Ultimately you could have the tension of the tape held by the final, say, fifteen rows of bristles; if you are able to wrap the tape separately over each row (perhaps with a curved tape shape and bristles more resembling a cycloid than the involute of a circle) then you could apply the downward force on the tape against only one row of bristles at a time. (Ideally the rows would be diagonal so that this is a smooth experience.) If the ramp of the bristles, relative to the involute or cycloid or whatever, is 20:1, then the row of bristles gives you a mechanical advantage of 20:1, while the 15 rows of bristles give you an additional mechanical advantage of 15:1, for a total of 300:1.
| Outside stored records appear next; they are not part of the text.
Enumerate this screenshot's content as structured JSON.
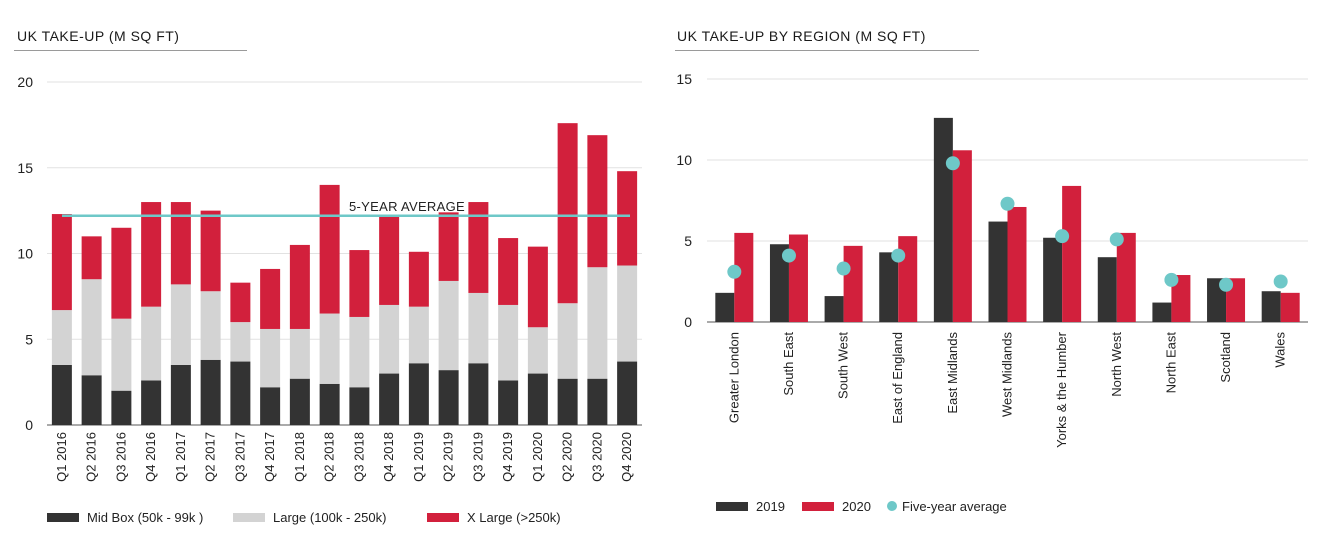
{
  "left_title": "UK TAKE-UP (M SQ FT)",
  "right_title": "UK TAKE-UP BY REGION (M SQ FT)",
  "chart_data": [
    {
      "type": "bar",
      "stacked": true,
      "title": "UK TAKE-UP (M SQ FT)",
      "categories": [
        "Q1 2016",
        "Q2 2016",
        "Q3 2016",
        "Q4 2016",
        "Q1 2017",
        "Q2 2017",
        "Q3 2017",
        "Q4 2017",
        "Q1 2018",
        "Q2 2018",
        "Q3 2018",
        "Q4 2018",
        "Q1 2019",
        "Q2 2019",
        "Q3 2019",
        "Q4 2019",
        "Q1 2020",
        "Q2 2020",
        "Q3 2020",
        "Q4 2020"
      ],
      "series": [
        {
          "name": "Mid Box (50k - 99k )",
          "color": "#333333",
          "values": [
            3.5,
            2.9,
            2.0,
            2.6,
            3.5,
            3.8,
            3.7,
            2.2,
            2.7,
            2.4,
            2.2,
            3.0,
            3.6,
            3.2,
            3.6,
            2.6,
            3.0,
            2.7,
            2.7,
            3.7
          ]
        },
        {
          "name": "Large (100k - 250k)",
          "color": "#d3d3d3",
          "values": [
            3.2,
            5.6,
            4.2,
            4.3,
            4.7,
            4.0,
            2.3,
            3.4,
            2.9,
            4.1,
            4.1,
            4.0,
            3.3,
            5.2,
            4.1,
            4.4,
            2.7,
            4.4,
            6.5,
            5.6
          ]
        },
        {
          "name": "X Large (>250k)",
          "color": "#d2203c",
          "values": [
            5.6,
            2.5,
            5.3,
            6.1,
            4.8,
            4.7,
            2.3,
            3.5,
            4.9,
            7.5,
            3.9,
            5.2,
            3.2,
            4.0,
            5.3,
            3.9,
            4.7,
            10.5,
            7.7,
            5.5
          ]
        }
      ],
      "annotations": [
        {
          "text": "5-YEAR AVERAGE",
          "value": 12.2,
          "color": "#6ec8c8"
        }
      ],
      "ylim": [
        0,
        20
      ],
      "yticks": [
        0,
        5,
        10,
        15,
        20
      ],
      "grid": true,
      "legend_position": "bottom"
    },
    {
      "type": "bar",
      "title": "UK TAKE-UP BY REGION (M SQ FT)",
      "categories": [
        "Greater London",
        "South East",
        "South West",
        "East of England",
        "East Midlands",
        "West Midlands",
        "Yorks & the Humber",
        "North West",
        "North East",
        "Scotland",
        "Wales"
      ],
      "series": [
        {
          "name": "2019",
          "color": "#333333",
          "values": [
            1.8,
            4.8,
            1.6,
            4.3,
            12.6,
            6.2,
            5.2,
            4.0,
            1.2,
            2.7,
            1.9
          ]
        },
        {
          "name": "2020",
          "color": "#d2203c",
          "values": [
            5.5,
            5.4,
            4.7,
            5.3,
            10.6,
            7.1,
            8.4,
            5.5,
            2.9,
            2.7,
            1.8
          ]
        },
        {
          "name": "Five-year average",
          "type": "scatter",
          "color": "#6ec8c8",
          "values": [
            3.1,
            4.1,
            3.3,
            4.1,
            9.8,
            7.3,
            5.3,
            5.1,
            2.6,
            2.3,
            2.5
          ]
        }
      ],
      "ylim": [
        0,
        15
      ],
      "yticks": [
        0,
        5,
        10,
        15
      ],
      "grid": true,
      "legend_position": "bottom"
    }
  ]
}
This is better than the mechanical advantage of a screwdriver with a 25mm-diameter handle driving a 1-mm-thread-pitch screw, which is only about 79. It’s more like using a small 5-cm-long wrench to drive a 1-mm-thread-pitch screw. That is to say, this is a fastening device that could easily replace the screw in many applications, unless I’m overlooking something.

If you can wrap the tape, say, five times around, before putting the holey part on top of the bristley part, then you have potentially an additional 5:1 mechanical advantage, which is like using a 25-cm-long wrench to drive a 1mm-thread-pitch screw. I’m not quite sure how you could do this, but I suspect it’s possible.

If you have lateral freedom in where to connect the holey tape and the bristley tape, the aforementioned diagonality of the bristle rows can give you fine-tuning of the distance, with greater precision but less convenience than a screw. If the bristles are 1mm diameter with 2mm spacing and the rows are 20 bristles wide, then each bristle to the left or right in a row could be 50μm ahead or behind of its neighbor, providing you with that degree of fine-tuning of the distance, at the cost of some loss of strength (or doubling the width of one of the tape components).